The court naively reasoned that the presence of the Ayub brothers’ contact details on the blasphemous website and the absence of any effort on their part to approach the administrator of the website to remove their contact information clearly indicated that they were responsible for creating the website. The court claimed that “the facts speak for themselves.” Except those aren’t facts; they are merely conjectures.

Yet, based on these erroneous assumptions, the trial court sentenced both brothers to death in December 2018. Amoon, our affiliate’s client, was convicted as an accessory to the crime, just because the phone number and the office address listed on the website were registered to his name, not because there was any evidence demonstrating that he authored or uploaded the blasphemous material on the blog.

Recently, the Lahore High Court delivered a scathing opinion against such erroneous assumptions and against the lack of proper investigation in blasphemy cases, acquitting a Christian couple, Shafqat Emmanuel and Shagufta Kausar, on death row.
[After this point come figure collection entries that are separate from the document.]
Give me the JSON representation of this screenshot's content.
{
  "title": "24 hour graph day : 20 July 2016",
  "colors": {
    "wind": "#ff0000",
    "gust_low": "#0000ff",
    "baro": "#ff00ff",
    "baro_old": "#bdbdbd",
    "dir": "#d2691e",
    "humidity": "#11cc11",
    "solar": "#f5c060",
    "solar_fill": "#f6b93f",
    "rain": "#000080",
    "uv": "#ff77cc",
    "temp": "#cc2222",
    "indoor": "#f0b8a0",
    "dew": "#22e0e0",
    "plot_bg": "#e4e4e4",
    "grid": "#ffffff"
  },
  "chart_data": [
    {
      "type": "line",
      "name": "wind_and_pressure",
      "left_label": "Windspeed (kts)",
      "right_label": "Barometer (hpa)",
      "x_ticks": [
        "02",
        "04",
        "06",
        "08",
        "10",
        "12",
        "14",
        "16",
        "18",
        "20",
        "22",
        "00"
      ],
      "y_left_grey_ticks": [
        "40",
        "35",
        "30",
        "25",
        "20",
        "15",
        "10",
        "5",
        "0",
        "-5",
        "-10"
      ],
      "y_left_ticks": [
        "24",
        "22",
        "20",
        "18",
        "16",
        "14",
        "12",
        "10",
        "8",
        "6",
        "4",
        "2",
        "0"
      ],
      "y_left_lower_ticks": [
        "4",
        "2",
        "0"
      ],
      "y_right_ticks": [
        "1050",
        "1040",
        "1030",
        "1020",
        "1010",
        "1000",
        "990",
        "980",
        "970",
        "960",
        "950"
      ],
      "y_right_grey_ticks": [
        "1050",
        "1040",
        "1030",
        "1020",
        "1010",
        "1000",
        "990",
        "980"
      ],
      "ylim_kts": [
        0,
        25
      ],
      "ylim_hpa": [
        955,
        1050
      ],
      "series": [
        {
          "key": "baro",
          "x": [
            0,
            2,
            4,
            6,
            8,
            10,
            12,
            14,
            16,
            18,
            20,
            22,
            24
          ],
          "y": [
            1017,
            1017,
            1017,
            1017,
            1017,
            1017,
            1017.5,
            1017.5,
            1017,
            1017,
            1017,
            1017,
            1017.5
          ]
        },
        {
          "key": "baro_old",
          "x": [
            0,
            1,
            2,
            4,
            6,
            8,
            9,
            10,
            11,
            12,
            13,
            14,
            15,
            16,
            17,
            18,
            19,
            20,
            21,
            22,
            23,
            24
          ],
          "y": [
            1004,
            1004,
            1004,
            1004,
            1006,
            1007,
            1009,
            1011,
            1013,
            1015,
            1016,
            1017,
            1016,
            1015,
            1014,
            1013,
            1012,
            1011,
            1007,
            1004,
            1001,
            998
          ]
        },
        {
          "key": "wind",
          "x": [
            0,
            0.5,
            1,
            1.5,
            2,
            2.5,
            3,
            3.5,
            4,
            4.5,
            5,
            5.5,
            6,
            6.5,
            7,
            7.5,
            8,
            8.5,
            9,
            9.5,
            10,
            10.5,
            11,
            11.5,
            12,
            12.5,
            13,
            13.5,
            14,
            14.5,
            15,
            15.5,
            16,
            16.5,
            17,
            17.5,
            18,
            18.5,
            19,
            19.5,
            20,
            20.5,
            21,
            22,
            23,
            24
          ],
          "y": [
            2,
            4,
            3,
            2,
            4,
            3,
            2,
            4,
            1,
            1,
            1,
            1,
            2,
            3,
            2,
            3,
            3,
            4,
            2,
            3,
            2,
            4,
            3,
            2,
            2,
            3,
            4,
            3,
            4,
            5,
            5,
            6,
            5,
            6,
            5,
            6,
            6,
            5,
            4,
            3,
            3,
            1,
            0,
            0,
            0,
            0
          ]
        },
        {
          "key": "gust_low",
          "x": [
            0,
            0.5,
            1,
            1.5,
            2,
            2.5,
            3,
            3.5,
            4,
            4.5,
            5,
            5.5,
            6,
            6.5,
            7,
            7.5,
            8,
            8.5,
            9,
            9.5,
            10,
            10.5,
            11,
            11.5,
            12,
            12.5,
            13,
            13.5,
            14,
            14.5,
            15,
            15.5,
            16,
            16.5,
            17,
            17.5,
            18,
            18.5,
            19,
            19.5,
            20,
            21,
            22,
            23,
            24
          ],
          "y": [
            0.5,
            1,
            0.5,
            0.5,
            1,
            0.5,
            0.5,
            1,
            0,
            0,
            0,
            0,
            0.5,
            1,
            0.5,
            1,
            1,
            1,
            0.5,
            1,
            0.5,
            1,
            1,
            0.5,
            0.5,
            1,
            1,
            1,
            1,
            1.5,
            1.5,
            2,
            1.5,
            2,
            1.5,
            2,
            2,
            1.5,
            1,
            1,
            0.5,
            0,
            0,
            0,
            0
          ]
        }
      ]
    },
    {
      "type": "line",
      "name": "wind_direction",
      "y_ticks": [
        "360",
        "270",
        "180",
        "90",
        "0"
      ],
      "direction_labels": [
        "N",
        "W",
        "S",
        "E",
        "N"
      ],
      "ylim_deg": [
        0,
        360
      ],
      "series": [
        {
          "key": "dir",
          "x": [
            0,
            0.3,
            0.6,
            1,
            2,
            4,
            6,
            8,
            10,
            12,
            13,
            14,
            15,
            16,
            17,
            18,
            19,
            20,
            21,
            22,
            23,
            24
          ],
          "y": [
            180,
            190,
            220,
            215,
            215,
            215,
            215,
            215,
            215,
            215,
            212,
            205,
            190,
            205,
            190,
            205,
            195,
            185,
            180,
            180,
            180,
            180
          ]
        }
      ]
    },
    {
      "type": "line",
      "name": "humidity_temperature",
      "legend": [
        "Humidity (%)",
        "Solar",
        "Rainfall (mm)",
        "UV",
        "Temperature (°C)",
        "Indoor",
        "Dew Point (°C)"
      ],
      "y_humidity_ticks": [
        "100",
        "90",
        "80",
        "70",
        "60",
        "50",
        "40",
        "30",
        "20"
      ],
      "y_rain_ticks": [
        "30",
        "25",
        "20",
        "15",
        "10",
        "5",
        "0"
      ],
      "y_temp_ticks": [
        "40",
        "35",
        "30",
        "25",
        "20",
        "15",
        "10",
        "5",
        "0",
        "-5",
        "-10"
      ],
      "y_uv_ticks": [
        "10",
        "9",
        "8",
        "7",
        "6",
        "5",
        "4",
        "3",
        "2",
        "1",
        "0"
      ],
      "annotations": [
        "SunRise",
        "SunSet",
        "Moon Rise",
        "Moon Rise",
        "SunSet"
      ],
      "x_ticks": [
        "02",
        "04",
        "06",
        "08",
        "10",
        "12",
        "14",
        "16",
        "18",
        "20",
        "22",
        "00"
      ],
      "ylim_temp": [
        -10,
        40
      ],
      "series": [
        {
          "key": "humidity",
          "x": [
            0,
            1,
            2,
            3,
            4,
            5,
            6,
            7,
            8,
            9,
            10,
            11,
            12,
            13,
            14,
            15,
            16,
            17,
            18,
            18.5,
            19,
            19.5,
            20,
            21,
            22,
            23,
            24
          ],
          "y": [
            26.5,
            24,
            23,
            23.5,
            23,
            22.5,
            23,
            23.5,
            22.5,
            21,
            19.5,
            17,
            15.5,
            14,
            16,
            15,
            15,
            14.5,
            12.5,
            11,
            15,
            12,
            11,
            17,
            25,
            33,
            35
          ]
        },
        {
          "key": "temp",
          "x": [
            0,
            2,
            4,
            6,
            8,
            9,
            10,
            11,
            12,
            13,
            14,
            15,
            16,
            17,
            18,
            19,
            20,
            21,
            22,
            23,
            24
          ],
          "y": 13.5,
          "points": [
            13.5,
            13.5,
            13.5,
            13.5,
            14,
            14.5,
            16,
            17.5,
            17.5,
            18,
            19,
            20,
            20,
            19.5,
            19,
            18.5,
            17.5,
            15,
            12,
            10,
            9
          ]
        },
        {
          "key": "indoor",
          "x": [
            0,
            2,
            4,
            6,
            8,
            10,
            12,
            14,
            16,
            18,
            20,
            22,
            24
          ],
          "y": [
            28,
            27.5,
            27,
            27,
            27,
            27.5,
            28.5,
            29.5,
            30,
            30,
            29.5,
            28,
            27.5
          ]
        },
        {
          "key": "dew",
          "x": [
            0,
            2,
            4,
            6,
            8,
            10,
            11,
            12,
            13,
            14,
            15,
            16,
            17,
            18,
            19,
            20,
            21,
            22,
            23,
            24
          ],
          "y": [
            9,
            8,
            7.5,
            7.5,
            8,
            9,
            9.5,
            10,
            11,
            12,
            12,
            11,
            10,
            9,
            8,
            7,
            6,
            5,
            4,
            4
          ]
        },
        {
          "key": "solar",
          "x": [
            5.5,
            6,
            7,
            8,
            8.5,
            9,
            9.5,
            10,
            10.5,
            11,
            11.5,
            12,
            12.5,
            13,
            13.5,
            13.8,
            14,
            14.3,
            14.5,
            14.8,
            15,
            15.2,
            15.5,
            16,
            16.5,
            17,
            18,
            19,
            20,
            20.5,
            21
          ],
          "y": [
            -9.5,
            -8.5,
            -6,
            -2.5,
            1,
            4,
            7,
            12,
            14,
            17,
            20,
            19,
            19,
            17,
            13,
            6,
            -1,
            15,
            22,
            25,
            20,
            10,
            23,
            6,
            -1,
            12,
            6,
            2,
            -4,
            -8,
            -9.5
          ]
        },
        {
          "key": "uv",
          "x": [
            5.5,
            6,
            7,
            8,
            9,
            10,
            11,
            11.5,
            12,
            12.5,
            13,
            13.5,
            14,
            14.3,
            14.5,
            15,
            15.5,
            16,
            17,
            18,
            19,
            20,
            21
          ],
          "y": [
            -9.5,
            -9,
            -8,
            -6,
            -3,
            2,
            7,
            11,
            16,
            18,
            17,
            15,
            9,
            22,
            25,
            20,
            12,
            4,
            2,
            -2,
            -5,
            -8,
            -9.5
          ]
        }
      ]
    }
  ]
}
In that case, the couple was accused of sending blasphemous text messages. While it was proven that the phone was registered to the wife’s name and that the handset was recovered from the couple, citing boldly to a Massachusetts case, the High Court noted that “even if the defendant’s name is on the text message there may be situations in which it may be necessary for a party to prove some ‘confirming circumstances’ that demonstrate authorship.”  The High Court held that “the Appellants can be convicted only if the prosecution establishes that the handset . . . was in their use and they authored and sent the texts.”

In the Ayub brothers’ case, the prosecution did not establish that they authored and posted the alleged blasphemous material on the blog.
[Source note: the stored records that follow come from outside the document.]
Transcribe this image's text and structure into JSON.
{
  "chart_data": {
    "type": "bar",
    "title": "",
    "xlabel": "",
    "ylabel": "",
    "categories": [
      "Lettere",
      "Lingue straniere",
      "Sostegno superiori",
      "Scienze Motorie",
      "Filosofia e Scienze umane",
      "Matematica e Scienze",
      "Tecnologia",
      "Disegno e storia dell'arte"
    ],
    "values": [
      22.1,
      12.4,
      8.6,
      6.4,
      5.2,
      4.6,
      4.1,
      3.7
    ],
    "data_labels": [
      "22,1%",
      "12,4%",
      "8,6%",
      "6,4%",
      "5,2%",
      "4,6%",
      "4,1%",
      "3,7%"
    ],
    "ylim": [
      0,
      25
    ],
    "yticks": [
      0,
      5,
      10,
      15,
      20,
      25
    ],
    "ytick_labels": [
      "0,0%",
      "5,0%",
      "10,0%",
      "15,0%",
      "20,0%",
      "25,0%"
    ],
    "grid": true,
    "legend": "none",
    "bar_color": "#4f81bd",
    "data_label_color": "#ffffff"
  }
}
After their conviction in December 2018, our affiliate in Pakistan appealed the decision to the High Court. After almost three years waiting for a hearing, our affiliate recently filed a petition for suspension of sentence pending appeal. On November 16, 2021, without hearing the argument on the petition, the judges told our attorney representing Amoon that they will schedule a hearing soon to hear the appeal instead of hearing the current petition.
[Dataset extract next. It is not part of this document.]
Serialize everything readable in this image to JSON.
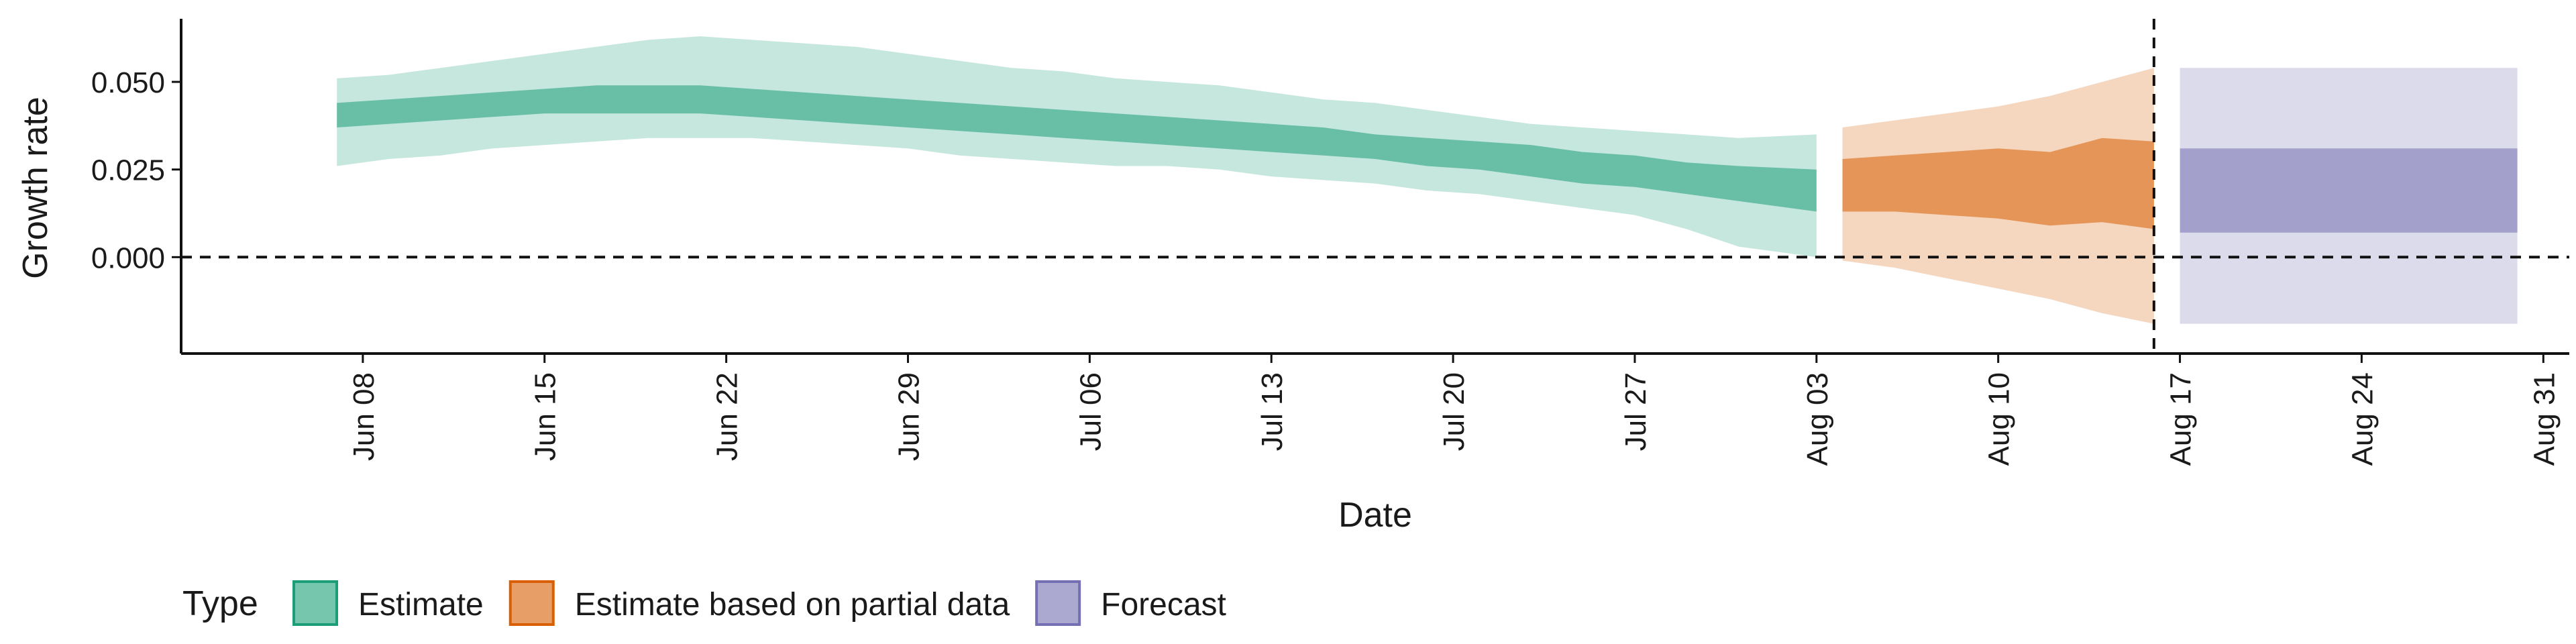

We expect that the High Court would schedule a hearing within a month or so. We ask you to pray for wisdom and protection for the judges, lawyers, Amoon, his brother, and their families. This miscarriage of justice must be overturned before it’s too late for these Christians.

We hope and pray that the Lahore High Court’s opinion in the case of the Christian couple, Shafqat Emmanuel and Shagufta Kausar, mentioned above will provide guidance to the judges who will hear Amoon and his brother’s appeal and justice will be served in this case also.